La segunda versión del fenómeno Trump fue repotenciar ese novedoso espacio de poder con el marchitamiento del Tea Party y el surgimiento de un agrandado espacio llamado Make America Great Again (MAGA). El fondo de esta etapa ultraderechista consistió en recordar que el establecimiento republicano y demócrata había llevado al pueblo norteamericano a unas guerras mentirosas en Irak y Afganistán y quienes, en complicidad con los grandes medios de comunicación, mandaron estadounidenses a morir por una mentira. Y el otro ingrediente de este nuevo espacio electoral fue el rechazo a la cultura woke o progresista y sus desafueros en la expansión en materia de derechos de género e identitarios. Conclusión: blancos cristianos, afroamericanos, latinos y asiáticos acompañaron, o mejor, se incrustaron a esta nueva colera política obteniendo una victoria contundente.
En nuestro país la cosa no es diferente. Desde Belisario Betancur cuando se experimentó un movimiento nacional más allá del conservatismo para ganarle al candidato del partido liberal, Alfonso López Michelsen, comenzó una atropellada carrera por ver cómo, cuándo y quién podía ser el primer presidente “outsider” de la república de Colombia. En las elecciones del 2022 llegaron a la segunda vuelta, por primera vez en nuestra historia democrática, un candidato auténticamente de izquierda y por fuera de los partidos tradicionales, contra la otra opción encarnada por un empresario que de paso fue político de ocasión en una alcaldía. Es decir que Gustavo Petro y Rodolfo Hernández fueron la concreción de un experimento que se venía cuajando en la matriz democrática del país. Fue la victoria de los espacios políticos viables sobre los partidos clásicos a la colombiana.

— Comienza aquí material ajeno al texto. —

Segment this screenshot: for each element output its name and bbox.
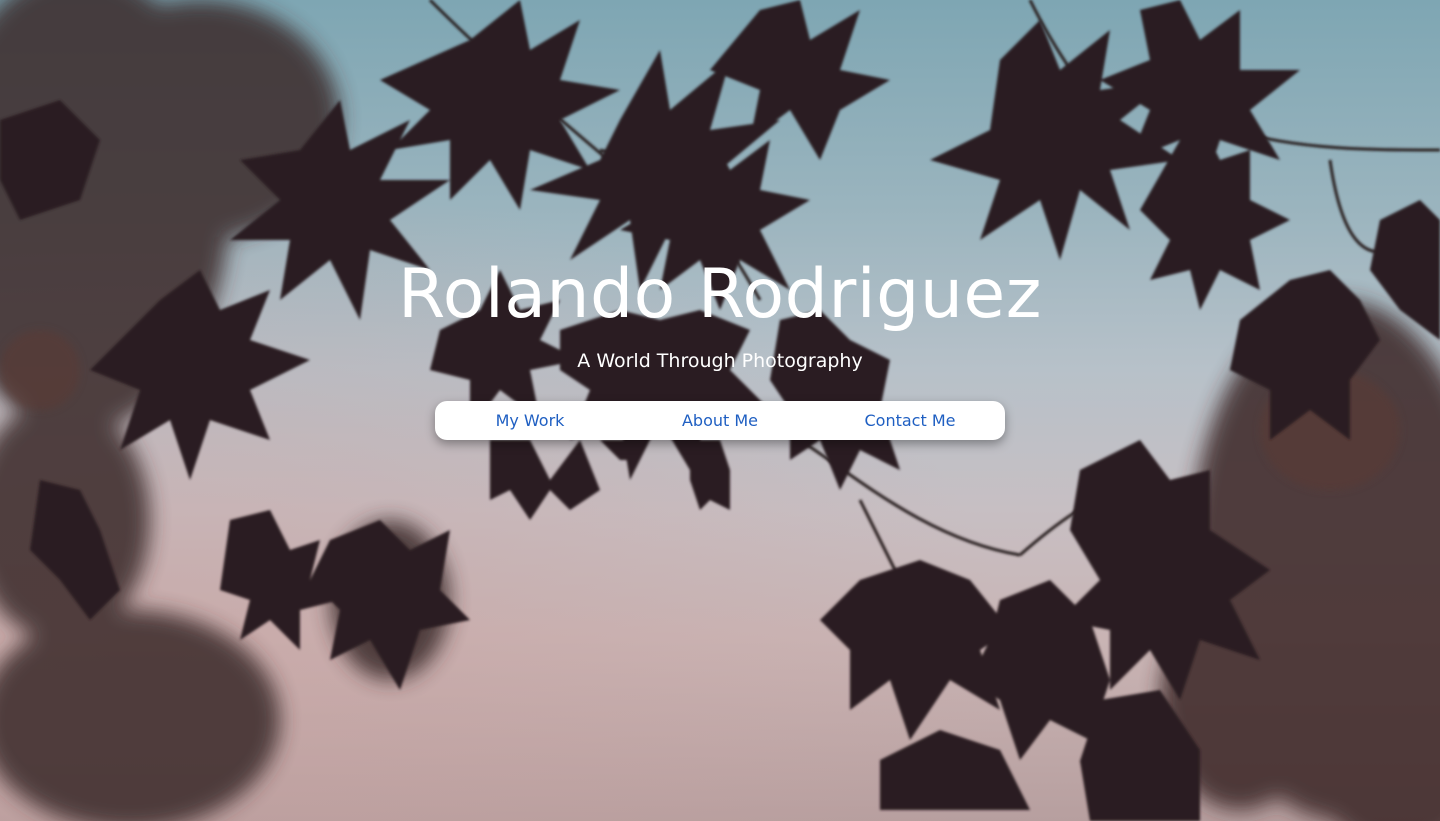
hero-section: Rolando Rodriguez A World Through Photog…: [0, 0, 1440, 821]
nav-contact-me-link[interactable]: Contact Me: [815, 401, 1005, 440]
site-tagline: A World Through Photography: [577, 350, 863, 372]
main-nav: My Work About Me Contact Me: [435, 401, 1005, 440]
nav-about-me-link[interactable]: About Me: [625, 401, 815, 440]
nav-my-work-link[interactable]: My Work: [435, 401, 625, 440]
site-title: Rolando Rodriguez: [398, 255, 1042, 334]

El escenario del 2026 comienza a demostrar que la llamada “fila india” se terminó en nuestra democracia. Nadie sabe quién será el próximo (a) habitante de la Casa de Nariño. Lo que se observa es una campaña con una metodología inédita con la intención de descubrir conductas improbables de los electores. Una sociedad ansiosa que no encuentra el motivo de sus propios miedos. En unas democracias que no acaban de terminar con su pasado y no descubren aún un firme futuro. Aquel que descifre ese nuevo espacio podrá ganar y demostrar ser fuente de poder. Eso sí con un espacio alejado de lo tradicional que ofrecían las colectividades partidistas, incluida la del ganador del 2022.